Einer der großen Fehler, den die niederländische Regierung gemacht hat, ist laut De Jong, die Möglichkeit zu schließen, sich per E-Mail zu bewerben, um in die Niederlande versetzt zu werden. Sie nennt das eine „Panikreaktion“, die eine Evakuierung von Afghanen unmöglich macht, die oft jahrelang für niederländische Organisationen oder die niederländische Regierung gearbeitet haben und sich noch in Afghanistan aufhalten.

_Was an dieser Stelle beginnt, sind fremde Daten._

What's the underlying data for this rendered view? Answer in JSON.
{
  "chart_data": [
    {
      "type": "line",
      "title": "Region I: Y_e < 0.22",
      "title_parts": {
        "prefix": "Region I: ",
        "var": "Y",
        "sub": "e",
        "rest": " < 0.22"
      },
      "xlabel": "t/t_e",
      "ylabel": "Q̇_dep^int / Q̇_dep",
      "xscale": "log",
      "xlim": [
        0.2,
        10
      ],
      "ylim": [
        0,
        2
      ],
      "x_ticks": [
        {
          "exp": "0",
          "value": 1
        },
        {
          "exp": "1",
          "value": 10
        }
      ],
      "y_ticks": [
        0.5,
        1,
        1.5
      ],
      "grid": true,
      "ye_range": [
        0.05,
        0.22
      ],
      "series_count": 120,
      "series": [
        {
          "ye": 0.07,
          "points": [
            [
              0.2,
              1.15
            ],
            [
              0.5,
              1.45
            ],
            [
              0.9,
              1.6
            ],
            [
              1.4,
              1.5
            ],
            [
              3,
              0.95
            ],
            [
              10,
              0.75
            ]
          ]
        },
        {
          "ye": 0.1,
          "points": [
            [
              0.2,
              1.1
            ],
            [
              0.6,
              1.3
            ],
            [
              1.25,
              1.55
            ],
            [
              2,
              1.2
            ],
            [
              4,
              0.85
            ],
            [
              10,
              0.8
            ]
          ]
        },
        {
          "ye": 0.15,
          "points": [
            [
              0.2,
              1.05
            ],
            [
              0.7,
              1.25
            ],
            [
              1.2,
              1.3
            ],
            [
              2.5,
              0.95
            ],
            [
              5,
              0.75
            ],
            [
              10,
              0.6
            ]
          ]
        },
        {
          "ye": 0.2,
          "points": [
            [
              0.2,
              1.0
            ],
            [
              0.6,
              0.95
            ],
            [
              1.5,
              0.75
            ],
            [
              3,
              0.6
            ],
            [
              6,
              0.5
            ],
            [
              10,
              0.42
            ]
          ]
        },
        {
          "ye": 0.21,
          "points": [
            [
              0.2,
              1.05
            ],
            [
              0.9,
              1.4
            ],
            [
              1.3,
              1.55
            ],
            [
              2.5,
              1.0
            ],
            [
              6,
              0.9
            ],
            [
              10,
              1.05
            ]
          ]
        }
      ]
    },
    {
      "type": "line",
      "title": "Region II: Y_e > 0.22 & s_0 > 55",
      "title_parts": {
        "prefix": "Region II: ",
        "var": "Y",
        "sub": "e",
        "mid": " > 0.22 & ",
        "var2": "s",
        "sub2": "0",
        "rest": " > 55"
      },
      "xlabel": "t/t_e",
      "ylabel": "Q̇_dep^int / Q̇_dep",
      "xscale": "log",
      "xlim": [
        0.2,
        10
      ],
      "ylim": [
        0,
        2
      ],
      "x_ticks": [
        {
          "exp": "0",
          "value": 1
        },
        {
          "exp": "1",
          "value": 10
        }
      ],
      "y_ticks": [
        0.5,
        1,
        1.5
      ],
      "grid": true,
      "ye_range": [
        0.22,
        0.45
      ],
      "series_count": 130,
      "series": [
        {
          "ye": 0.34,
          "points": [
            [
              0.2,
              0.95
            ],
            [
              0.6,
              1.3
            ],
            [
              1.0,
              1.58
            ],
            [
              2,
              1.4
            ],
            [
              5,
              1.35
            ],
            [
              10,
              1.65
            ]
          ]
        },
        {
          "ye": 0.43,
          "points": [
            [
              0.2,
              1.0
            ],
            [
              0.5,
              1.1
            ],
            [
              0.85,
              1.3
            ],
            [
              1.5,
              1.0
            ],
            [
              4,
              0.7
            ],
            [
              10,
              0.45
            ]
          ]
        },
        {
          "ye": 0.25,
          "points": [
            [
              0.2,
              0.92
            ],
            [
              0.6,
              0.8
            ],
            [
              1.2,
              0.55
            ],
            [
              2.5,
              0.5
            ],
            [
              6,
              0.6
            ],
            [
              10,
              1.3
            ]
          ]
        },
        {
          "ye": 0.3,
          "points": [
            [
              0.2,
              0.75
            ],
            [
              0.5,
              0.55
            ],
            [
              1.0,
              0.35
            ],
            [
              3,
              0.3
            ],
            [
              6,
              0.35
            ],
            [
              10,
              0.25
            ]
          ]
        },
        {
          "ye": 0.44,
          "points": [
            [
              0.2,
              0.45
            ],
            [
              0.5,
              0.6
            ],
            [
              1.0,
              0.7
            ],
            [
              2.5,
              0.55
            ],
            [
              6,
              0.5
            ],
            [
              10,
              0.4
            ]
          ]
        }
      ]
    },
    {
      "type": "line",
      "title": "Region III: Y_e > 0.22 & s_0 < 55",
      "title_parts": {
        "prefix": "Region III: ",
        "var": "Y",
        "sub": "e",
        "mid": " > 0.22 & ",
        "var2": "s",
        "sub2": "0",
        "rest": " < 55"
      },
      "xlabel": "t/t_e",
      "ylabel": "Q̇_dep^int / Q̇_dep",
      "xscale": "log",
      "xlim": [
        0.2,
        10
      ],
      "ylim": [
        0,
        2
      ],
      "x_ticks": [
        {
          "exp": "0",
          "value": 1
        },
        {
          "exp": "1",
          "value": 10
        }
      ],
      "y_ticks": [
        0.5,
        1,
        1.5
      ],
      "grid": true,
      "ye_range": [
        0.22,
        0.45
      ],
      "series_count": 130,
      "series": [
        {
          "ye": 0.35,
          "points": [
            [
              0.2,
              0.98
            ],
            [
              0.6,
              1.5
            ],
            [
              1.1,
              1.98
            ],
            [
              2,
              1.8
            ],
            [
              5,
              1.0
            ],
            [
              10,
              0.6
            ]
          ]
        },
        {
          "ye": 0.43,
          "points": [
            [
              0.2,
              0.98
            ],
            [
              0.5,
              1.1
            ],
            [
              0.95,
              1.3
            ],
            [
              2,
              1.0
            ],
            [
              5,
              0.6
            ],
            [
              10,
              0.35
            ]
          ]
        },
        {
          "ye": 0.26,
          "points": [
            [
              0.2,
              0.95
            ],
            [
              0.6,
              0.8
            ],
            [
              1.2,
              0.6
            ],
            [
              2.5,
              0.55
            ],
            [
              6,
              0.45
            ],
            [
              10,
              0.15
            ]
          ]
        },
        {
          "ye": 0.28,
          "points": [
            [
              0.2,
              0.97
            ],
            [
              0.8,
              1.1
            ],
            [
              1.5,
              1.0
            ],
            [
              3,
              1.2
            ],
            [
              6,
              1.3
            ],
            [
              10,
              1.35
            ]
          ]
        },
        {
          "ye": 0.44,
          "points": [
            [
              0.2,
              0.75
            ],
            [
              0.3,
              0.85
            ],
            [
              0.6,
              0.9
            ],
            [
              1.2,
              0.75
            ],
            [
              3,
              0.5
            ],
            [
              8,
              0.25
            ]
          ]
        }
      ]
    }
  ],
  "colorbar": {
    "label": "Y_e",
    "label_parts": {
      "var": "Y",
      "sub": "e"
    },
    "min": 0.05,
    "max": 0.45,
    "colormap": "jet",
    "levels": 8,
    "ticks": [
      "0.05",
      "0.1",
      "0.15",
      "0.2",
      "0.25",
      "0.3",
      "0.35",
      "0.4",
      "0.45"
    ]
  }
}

„Afghanen einlassen, die sich noch nicht melden konnten“
„Jetzt scheint die Sache unter Kontrolle zu sein. Das Haus erhält ordentliche Tabellen, aus denen hervorgeht, wie viele Antragsteller bereits überstellt wurden und wie viele noch in Afghanistan sind“, sagt De Jong. „Aber das ist eine falsche Gewissheit.“
„In Wirklichkeit haben viele Afghanen nach dem ursprünglichen Antrag der D66-Abgeordneten Salima Belhaj immer noch Anspruch auf Evakuierung, aber sie können nicht mehr nachweisen, dass sie evakuiert werden wollen. Dieser Fehler muss wiedergutgemacht werden, verglichen mit Menschen, die sich für Niederländisch eingesetzt haben und westliche Ideale und sind jetzt in einer schwierigen Lage.“
De Jong hofft auch, dass die Niederlande die Afghanen weiterhin herzlich willkommen heißen werden. Sie fragt sich, warum Premierminister Mark Rutte die afghanischen Dolmetscher und Wachen nie besucht hat und warum der Antrag eines 31-jährigen ehemaligen Dolmetschers auf ein Stipendium abgelehnt wurde, weil das Höchstalter für ein solches Stipendium 30 Jahre beträgt. „Haben diese Leute nicht jahrelang daran gearbeitet, das niederländische Militär in Afghanistan durch unsichere Situationen zu führen?“
Sie verweist auf ein Land wie das Vereinigte Königreich, in dem die Regierungskampagne läuft Ein herzliches Willkommen hat begonnen und auch das britische Verteidigungsministerium trennt die Kampagne Neue Hoffnungetwas, das in den Niederlanden nie begonnen wurde.